Chairman and CEO Jim Umpleby told participants on an April 27 earnings call that the strong start positions Cat for a better year than the company previously anticipated.
“While we continue to closely monitor global macroeconomic conditions, overall demand remains healthy across our products and services,” he said. “Equipment availability increased during the quarter due to improving supply chain conditions. While dealer order rates are lower, they remain at healthy levels. As availability improves, order rates typically normalize as dealers can wait longer to place orders for long lead time items.”
Overall, sales to users increased 13%, with sales in the construction and resource industries segments increasing 5%, while Cat’s energy and transportation segment sales were up 39%. Operating profit margin was 17.2% for the quarter, compared with 13.7% for the first quarter of 2022.
Despite somewhat flat construction sales in North America, Umpleby said, the results were better than expected. “North American sales to users increased as demand remained healthy for both nonresidential and residential, despite some moderation of the growth rate in residential.”
The EMEA region also saw higher construction sales for the quarter led by strong demand in the Middle East.
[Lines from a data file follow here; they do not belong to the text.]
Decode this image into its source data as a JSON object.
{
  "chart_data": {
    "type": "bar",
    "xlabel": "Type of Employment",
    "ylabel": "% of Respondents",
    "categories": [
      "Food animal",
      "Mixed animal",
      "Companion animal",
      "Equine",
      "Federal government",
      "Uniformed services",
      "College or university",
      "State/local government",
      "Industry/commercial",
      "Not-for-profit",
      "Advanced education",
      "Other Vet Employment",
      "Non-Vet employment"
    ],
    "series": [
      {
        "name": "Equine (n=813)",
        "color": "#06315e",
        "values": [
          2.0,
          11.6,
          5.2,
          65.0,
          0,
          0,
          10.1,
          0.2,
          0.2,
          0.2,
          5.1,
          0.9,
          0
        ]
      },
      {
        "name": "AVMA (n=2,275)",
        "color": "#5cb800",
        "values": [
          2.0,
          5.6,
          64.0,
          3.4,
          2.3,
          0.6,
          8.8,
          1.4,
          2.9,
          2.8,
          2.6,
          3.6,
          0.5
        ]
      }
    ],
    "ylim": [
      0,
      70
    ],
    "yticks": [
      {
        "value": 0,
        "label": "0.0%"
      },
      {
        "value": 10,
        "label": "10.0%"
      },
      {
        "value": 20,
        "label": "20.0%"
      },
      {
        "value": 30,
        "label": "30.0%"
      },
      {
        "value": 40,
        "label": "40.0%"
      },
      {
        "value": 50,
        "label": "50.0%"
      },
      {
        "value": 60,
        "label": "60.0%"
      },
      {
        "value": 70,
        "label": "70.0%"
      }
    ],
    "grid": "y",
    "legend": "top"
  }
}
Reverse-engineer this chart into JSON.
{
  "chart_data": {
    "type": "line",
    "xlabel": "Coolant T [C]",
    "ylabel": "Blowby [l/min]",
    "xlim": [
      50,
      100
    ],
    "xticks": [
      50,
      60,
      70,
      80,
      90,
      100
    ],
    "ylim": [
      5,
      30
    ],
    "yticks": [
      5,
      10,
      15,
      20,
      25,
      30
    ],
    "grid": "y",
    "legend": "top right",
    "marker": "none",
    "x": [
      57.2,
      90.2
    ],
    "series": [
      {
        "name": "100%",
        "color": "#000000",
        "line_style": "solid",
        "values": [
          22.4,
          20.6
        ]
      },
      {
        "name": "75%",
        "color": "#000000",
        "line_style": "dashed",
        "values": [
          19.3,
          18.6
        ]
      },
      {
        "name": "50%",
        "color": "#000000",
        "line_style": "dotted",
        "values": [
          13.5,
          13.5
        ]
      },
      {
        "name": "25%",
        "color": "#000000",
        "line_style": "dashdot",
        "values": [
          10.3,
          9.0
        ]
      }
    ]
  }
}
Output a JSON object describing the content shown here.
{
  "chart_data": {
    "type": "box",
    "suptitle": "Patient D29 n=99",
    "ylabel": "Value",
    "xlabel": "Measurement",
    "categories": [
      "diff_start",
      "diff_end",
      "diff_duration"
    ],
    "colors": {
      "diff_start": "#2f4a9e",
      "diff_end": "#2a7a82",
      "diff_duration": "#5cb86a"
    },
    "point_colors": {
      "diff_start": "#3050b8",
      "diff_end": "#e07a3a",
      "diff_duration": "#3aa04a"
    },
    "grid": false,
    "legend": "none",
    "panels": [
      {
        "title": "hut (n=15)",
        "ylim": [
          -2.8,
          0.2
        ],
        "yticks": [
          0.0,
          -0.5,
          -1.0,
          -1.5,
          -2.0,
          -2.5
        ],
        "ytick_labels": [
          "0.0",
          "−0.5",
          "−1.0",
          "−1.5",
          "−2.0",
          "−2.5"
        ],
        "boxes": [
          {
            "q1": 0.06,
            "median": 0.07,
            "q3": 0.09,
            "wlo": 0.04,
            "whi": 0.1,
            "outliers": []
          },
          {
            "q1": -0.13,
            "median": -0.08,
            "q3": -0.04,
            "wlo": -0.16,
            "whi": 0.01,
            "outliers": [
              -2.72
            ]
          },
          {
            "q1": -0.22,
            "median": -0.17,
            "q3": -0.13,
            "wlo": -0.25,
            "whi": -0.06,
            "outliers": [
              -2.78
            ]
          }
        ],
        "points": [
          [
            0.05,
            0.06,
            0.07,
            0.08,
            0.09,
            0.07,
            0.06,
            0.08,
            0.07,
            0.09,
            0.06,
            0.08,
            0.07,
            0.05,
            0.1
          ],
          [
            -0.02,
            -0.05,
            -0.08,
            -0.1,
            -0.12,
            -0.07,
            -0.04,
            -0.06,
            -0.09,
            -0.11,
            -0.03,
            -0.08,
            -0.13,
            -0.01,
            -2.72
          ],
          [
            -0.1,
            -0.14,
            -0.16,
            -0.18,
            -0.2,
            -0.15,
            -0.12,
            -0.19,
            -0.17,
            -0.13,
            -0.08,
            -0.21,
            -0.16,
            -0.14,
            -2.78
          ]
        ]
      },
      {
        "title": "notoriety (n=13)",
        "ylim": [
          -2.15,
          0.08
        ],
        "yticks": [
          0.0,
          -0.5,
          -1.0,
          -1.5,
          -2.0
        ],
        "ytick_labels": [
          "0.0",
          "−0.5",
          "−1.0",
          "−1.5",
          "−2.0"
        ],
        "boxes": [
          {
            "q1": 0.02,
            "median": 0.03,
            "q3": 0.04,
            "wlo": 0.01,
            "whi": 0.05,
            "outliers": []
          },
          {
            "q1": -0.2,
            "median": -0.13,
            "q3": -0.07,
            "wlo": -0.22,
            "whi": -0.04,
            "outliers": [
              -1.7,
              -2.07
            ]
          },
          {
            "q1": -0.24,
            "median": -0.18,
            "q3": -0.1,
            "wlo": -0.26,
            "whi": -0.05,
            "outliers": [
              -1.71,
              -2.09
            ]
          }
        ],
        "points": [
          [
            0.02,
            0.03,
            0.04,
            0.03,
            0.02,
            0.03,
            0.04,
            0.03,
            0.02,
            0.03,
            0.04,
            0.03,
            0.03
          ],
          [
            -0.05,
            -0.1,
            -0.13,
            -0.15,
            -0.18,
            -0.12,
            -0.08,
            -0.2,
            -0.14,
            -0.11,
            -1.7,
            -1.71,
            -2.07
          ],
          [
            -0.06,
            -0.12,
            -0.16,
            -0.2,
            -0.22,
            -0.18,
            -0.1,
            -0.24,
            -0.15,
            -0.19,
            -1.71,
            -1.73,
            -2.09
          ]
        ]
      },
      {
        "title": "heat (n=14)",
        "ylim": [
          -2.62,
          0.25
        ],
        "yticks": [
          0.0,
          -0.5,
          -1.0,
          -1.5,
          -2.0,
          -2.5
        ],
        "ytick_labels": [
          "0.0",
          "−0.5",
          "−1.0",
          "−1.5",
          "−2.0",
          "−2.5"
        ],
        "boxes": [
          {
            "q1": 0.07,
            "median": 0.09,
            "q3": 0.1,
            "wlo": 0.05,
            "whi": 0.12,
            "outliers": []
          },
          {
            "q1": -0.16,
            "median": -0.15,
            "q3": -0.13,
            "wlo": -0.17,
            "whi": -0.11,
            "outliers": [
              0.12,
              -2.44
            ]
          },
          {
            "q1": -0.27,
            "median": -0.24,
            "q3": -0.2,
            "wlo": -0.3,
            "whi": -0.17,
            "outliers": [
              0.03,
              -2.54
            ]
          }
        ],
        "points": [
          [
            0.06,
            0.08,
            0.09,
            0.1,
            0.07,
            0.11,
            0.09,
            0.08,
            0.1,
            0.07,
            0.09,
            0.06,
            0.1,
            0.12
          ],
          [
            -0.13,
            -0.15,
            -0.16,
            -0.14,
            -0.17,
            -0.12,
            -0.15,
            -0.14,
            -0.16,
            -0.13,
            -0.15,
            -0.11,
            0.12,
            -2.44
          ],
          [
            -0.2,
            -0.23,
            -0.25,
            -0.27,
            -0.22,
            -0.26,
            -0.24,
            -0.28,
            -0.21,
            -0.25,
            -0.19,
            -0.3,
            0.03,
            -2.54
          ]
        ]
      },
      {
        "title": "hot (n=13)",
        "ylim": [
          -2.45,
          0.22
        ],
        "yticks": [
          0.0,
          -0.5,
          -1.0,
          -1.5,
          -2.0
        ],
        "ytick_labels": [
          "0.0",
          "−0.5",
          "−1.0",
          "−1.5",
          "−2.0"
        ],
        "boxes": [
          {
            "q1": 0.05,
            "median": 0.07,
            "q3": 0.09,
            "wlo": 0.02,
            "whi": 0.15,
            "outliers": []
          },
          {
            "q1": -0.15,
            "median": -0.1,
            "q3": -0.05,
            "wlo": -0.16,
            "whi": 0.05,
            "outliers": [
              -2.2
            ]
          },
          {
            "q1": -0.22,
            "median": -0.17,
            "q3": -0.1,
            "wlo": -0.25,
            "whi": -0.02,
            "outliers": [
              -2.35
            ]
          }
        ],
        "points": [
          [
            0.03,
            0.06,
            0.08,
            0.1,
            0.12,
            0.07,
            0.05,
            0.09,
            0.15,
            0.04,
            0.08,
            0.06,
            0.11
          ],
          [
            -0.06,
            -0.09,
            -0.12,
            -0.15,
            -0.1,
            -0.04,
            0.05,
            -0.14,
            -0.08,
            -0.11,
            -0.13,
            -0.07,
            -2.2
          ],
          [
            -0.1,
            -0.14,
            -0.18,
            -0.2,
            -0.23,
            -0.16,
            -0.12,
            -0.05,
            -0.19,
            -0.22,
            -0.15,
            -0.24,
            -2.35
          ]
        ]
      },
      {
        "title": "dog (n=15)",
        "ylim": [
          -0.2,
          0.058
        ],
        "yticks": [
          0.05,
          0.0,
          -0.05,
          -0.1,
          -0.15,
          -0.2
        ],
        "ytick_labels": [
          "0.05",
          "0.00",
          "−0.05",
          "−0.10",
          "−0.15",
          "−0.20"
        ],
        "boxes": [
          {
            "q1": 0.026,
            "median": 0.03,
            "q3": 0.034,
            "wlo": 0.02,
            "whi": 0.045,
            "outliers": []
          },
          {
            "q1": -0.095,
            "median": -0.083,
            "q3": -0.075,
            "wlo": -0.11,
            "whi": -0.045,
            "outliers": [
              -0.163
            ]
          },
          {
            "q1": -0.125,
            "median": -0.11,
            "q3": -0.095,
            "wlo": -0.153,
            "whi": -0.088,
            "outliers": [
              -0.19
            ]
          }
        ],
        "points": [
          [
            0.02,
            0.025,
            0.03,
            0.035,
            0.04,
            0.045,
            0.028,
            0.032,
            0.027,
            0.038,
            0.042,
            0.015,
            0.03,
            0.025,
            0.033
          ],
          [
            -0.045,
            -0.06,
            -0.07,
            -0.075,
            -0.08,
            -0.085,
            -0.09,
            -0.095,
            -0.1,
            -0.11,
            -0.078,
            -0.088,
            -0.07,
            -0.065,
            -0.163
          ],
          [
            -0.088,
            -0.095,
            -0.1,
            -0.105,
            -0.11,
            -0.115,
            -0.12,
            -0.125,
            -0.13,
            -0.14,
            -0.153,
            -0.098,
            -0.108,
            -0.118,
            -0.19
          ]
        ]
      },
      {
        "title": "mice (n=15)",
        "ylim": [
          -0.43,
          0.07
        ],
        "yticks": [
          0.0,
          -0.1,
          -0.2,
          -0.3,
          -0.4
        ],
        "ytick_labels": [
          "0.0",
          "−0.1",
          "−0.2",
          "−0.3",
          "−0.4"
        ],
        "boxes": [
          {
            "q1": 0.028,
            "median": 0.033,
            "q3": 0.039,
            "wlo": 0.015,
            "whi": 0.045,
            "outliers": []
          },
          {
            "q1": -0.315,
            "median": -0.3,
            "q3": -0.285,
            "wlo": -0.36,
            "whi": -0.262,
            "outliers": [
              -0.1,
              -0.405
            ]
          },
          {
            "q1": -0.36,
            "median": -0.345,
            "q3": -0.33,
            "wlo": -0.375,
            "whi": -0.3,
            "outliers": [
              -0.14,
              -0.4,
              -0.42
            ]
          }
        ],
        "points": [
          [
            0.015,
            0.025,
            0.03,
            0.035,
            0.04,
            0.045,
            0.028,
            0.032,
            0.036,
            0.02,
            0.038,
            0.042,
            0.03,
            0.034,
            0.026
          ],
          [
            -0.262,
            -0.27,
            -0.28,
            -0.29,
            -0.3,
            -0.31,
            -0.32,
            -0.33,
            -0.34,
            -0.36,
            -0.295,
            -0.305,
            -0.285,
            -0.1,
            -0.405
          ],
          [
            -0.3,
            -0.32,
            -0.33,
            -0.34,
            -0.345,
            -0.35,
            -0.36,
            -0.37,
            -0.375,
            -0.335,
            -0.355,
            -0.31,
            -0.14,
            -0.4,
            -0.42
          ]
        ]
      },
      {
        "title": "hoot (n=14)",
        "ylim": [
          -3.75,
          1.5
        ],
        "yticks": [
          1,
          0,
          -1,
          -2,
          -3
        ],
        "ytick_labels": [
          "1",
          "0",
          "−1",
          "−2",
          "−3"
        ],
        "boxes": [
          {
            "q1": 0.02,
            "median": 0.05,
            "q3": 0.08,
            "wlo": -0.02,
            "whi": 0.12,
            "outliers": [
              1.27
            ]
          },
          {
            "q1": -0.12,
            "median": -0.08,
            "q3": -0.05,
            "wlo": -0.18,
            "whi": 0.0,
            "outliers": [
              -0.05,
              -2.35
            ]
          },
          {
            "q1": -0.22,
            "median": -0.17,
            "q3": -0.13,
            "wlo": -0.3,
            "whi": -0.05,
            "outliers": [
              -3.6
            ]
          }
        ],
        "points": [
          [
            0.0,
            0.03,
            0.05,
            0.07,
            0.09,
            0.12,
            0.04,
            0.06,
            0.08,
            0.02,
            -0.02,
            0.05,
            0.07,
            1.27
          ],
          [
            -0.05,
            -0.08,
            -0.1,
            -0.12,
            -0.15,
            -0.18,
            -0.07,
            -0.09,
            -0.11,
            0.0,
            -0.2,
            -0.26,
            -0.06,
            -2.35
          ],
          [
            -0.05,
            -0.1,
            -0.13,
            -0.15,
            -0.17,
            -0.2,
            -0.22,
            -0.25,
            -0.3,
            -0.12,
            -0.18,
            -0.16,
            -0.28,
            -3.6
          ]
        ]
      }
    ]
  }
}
Latin America and Asia Pacific sales declined for the quarter, with Asia’s drop due to further weakening in China. Although uncertain economic conditions persist in Europe, the market is proving to be more resilient than anticipated, the company said.
“I’d like to thank our global team for their strong operational performance while serving healthy demand during the first quarter. We achieved double-digit top-line growth and record adjusted profit per share while generating strong ME&T free cash flow,” said Umpleby. “Our team remains focused on supporting our customers as we execute our strategy for long-term profitable growth.”
Caterpillar avoided a strike during the quarter, ratifying a new six-year contract with unionized workers at plants in Central Illinois and a parts distribution center in York, Pennsylvania on March 13. The new contract included a $6,000 ratification bonus, a 19% increase in pay, 8% worth of lump-sum payments, larger night-shift premiums, and a bump in employer contributions to retirement plans.
Looking ahead, Umpleby sees positive momentum for the North American construction market for the year driven by government investment in infrastructure and a healthy pipeline of construction projects. Despite concerns over the commercial real estate slowdown, Umpleby says the sector only accounts for 1% of industry sales in North America.